Allô, ma petite maman, bobo

 Allô, ma petite maman, bobo

Halim / Dargaud Benelux


MAGAZINE DECEMBRE 2017


La maltraitance des enfants, sujet tabou que l’illustrateur Halim Mahmoudi a décidé de briser à coups de crayon dans “Petite maman”. Une bande dessinée où il conte, avec tact mais sans complaisance, le destin d’une petite fille violentée par sa mère et son beau-père. 


Poignant, choquant même, Petite maman bouleverse dès les premières planches. Par la voie de la fiction, le dessinateur et scénariste Halim y traite d’une réalité sociale trop souvent tue : celle de la maltraitance infantile.


A travers l’histoire de Brenda, une enfant violentée physiquement et psychologiquement par sa mère et son beau-père, avant de devenir jeune mère à son tour, l’illustrateur livre l’indicible, l’inconcevable. Les dessins sont sans concession, parfois crus, et les mots très durs… Mais comment traduire autrement les violences subies quotidiennement par ces enfants ? Halim assume : “C’est un livre choc. Pour la première fois dans l’histoire du neuvième art, la maltraitance infantile est abordée de front.”


 


Refuser d’ignorer


Le lecteur se sent rapidement happé par une émotion forte qui ne laisse pas indemne. Une émotion qui, Halim l’espère, “peut contribuer à faire évoluer les mentalités”. Mais la route est encore longue. Rien qu’en France, il existerait plus de 98 000 cas connus d’enfants en danger, estime l’association L’Enfant bleu.

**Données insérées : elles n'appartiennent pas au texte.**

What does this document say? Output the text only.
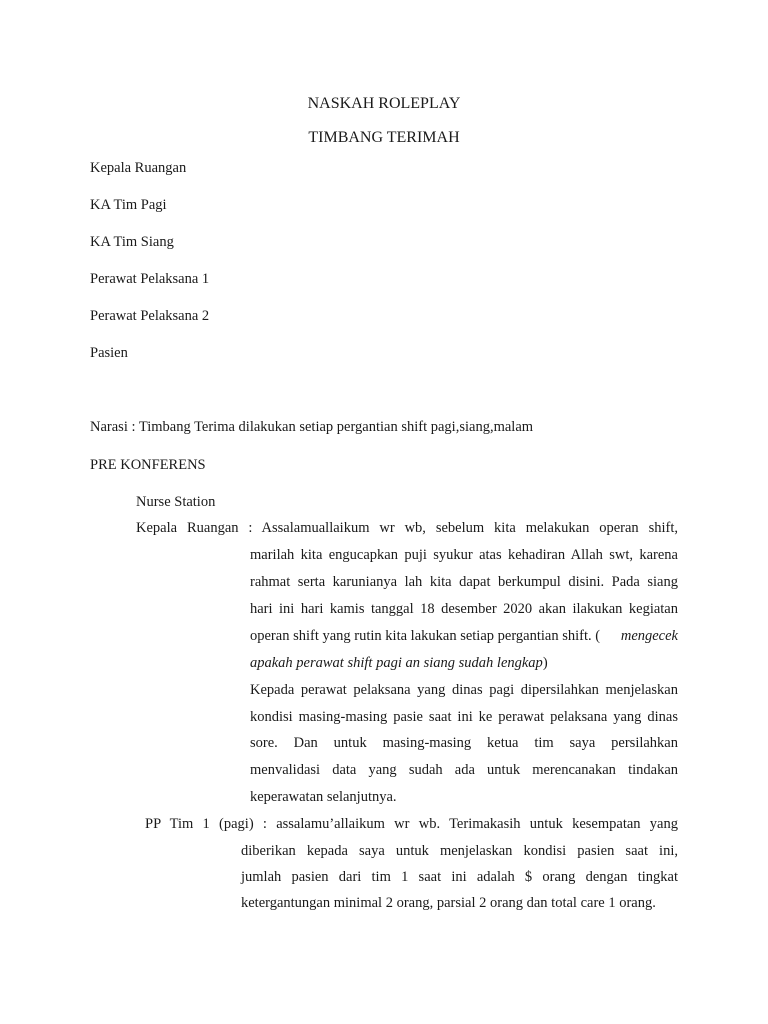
NASKAH ROLEPLAY
TIMBANG TERIMAH
Kepala Ruangan
KA Tim Pagi
KA Tim Siang
Perawat Pelaksana 1
Perawat Pelaksana 2
Pasien
Narasi : Timbang Terima dilakukan setiap pergantian shift pagi,siang,malam
PRE KONFERENS
Nurse Station
Kepala Ruangan : Assalamuallaikum wr wb, sebelum kita melakukan operan shift,
marilah kita engucapkan puji syukur atas kehadiran Allah swt, karena
rahmat serta karunianya lah kita dapat berkumpul disini. Pada siang
hari ini hari kamis tanggal 18 desember 2020 akan ilakukan kegiatan
operan shift yang rutin kita lakukan setiap pergantian shift. ( mengecek
apakah perawat shift pagi an siang sudah lengkap)
Kepada perawat pelaksana yang dinas pagi dipersilahkan menjelaskan
kondisi masing-masing pasie saat ini ke perawat pelaksana yang dinas
sore. Dan untuk masing-masing ketua tim saya persilahkan
menvalidasi data yang sudah ada untuk merencanakan tindakan
keperawatan selanjutnya.
PP Tim 1 (pagi) : assalamu’allaikum wr wb. Terimakasih untuk kesempatan yang
diberikan kepada saya untuk menjelaskan kondisi pasien saat ini,
jumlah pasien dari tim 1 saat ini adalah $ orang dengan tingkat
ketergantungan minimal 2 orang, parsial 2 orang dan total care 1 orang.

Presque quotidiennement, la rubrique des faits divers est alimentée par ce type de drames. Certains noms restent en ­mémoire, comme celui du petit Bastien, tué dans un lave-linge, ou encore celui d’Inaya, petite fille de 20 mois retrouvée enterrée dans un bois à Avon (Seine-et-Marne)… Les exemples ne manquent pas et font froid dans le dos. Si ces histoires tristes et ­macabres émeuvent et soulèvent l’indignation collective, sur le moment, elles sont tellement fréquentes qu’elles en deviennent presque banales, au point de les oublier… comme si de rien n’était.


Halim, lui, se refuse au confort du déni et de l’ignorance. La violence faite aux enfants, il ne la connaît que trop bien. “J’ai grandi dans un quartier populaire, à Oissel, à côté de Rouen, où règnent préca­rité et misère sociale… Tous les jours, j’ai vu des situations où éducation rimait avec violence”, déplore-t-il.


 


Graver la triste réalité sur le papier


Lorsqu’il apprend dans la presse, en 2009, la mort de la petite Marina à l’âge de 8 ans, son cœur se déchire. “Marina avait fait croire aux policiers qu’elle allait bien. Elle jouait un rôle pour protéger ses parents… Mais elle a fini par succomber aux tortures et aux coups qu’ils lui infligeaient. Ça m’a écœuré. Papa de trois filles, je suppose que c’est pour cela que cette histoire m’a tant touché”, confie l’auteur. C’est ce fait divers qui le décide à graver, de sa mine assurée, cette triste réalité sur papier. Stopper l’hémorragie de la maltraitance en la montrant au grand jour, sans pour autant émettre de jugement de valeur, telle est sa noble ambition.


Franc, direct et criant de vérité, le livre Petite maman ne laisse pas indifférent et rend merveilleusement hommage aux dires de Françoise Dolto, “L’enfant est une personne. Il n’est donc la propriété de personne”… 


 


PETITE MAMAN, Halim, éd Dargaud, 192 p., 20 € (2017).